Österreich

Wien: Schmuggler und Schlawiner

Für die Dame am Austria-Brunnen soll Goethes Enkelin Modell gestanden haben.

Für die Dame am Austria-Brunnen soll Goethes Enkelin Modell gestanden haben. Foto: aze

Auf Spaziergängen gibt die Altstadt so manches Geheimnis preis

Wiens fußstarke Stadtführertruppe lässt sich immer wieder neue Varianten für amüsante und interessante Spaziergänge einfallen und findet gerade im alten Teil der österreichischen Hauptstadt reichlich Stoff für Geschichten und Geschichtchen.

„Beethoven und Goethe, ein bisschen Spionage und Schmuggel“ gefällig? Treffpunkt ist an der Freyung, wo sich bereits einige Interessenten um den Stadtführer scharen. Freyung komme von frei, erfahren sie sogleich, denn Tagediebe, Einbrecher und allerlei Gesindel hatten im Kloster das Recht auf Asylgewährung – sofern nicht Blut an ihren Händen klebte. Eine amüsante Schmugglergeschichte rankt sich um den Austria-Brunnen, dessen Bronzefiguren in einer Münchner Erzgießerei gefertigt und 1846 auf der Freyung enthüllt wurden. Ein ganz besonders heller Schlawiner soll die Figur der Austria in München mit besten Zigarren gefüllt haben, um sie am Zoll vorbei nach Wien zu mogeln. Pech, dass die Figur blitzschnell aufgestellt wurde und der gute Mann keine Chance bekam, das wertvolle Innenleben der Dame zu bergen. Vielleicht zerbröselt ja noch heute der teure Tabak in der Brunnenfigur, für deren hübsches Gesicht übrigens die Enkelin von Geheimrat Goethe Modell gestanden haben soll.

Goethes Schwiegertochter wohnte im Haus Nummer 10 an der Mölker Bastei und gleich nebenan im Pasqualatihaus weilte zwischen 1804 und 1815 mehrfach Ludwig van Beethoven. Der damals noch freie Blick bis hinüber zum Kahlenberg hat den Meister wohl kräftig zum Komponieren inspiriert: Hier entstanden die Oper Fidelio, drei Symphonien, die Leonoren-Ouvertüre und das Klavierkonzert Nr. 4.

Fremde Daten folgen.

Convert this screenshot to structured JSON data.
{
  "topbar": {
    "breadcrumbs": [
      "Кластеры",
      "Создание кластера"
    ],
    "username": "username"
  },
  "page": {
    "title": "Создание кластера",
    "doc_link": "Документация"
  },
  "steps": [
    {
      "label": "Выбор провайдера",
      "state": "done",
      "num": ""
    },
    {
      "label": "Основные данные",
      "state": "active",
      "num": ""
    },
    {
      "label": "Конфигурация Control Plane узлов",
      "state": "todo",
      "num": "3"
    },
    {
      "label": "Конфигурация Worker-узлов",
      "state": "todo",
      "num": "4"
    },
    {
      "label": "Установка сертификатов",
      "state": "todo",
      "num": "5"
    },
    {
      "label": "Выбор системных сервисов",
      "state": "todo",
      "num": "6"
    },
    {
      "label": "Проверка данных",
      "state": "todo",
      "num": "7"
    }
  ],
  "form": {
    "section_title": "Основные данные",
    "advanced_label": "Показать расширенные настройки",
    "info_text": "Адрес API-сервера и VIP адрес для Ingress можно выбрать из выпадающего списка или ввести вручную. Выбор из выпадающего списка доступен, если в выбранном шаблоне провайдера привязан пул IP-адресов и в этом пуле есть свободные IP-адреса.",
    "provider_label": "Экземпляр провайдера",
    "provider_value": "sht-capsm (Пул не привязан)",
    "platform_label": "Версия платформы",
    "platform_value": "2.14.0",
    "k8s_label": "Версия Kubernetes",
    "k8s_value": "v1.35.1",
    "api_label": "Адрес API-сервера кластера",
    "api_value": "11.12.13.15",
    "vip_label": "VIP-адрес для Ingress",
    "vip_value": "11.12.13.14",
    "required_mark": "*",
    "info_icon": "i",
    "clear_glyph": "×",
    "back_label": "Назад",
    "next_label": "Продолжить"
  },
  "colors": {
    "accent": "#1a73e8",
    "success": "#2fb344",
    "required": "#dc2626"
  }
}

Ein Stück von Wiens Innenleben offenbart auch die „Stadt in der Stadt“ mit überraschenden Hofdurchgängen und geheimnisvoll wirkenden Abkürzungen quer durch die Gassenlabyrinthe, von denen viele mit so genannten „Durchhäusern“ überbaut sind. Hinter alten Kutschentoren öffnen sich bezaubernde Innenhöfe mit den typischen Pawlatschen, den offenen Holzumgängen. Alte, über Jahrhunderte von eisenbeschlagenen Wagenrädern abgewetzte Ecksteine schützen die Mauern der engen Einfahrten – daher der Spruch „die Kurve kratzen“.

Höfe, die prächtig oder schlicht und immer wieder anders sind: weinlaub?umsponnene Renaissance-Arkaden in der Bäckergasse, winzige Höfchen im alten Blutgassenviertel, reizend herausgeputzt „Die vermischte Warenhandlung“ für alles Schöne. Überhaupt haben sich in vielen der Höfe, Keller und Durchgänge kleine Galerien, Ateliers und Boutiquen eingenistet.

Stadtspaziergänge machen neugierig auf weitere Geheimnisse: Etwa wie es in den „Fress-, Sauf- und Luderhäusern“ zuging oder wie das so war mit dieser „sonderbaren Sisi“, jenem Herrn Sigmund Freud oder dem „Dritten Mann“. Man kann sich bei „den schönsten Mumien“ gruseln oder auf dem Zentralfriedhof alles über „Wien und den Tod“ erfahren. Genießer sind besser bei musikalischen Rundgängen oder einem Zug durch die Wiener Kaffeehäuser und Beisln aufgehoben. Rund 50 verschiedene Themenführungen stehen zur Auswahl. Informationen gibt es unter www.wien.info.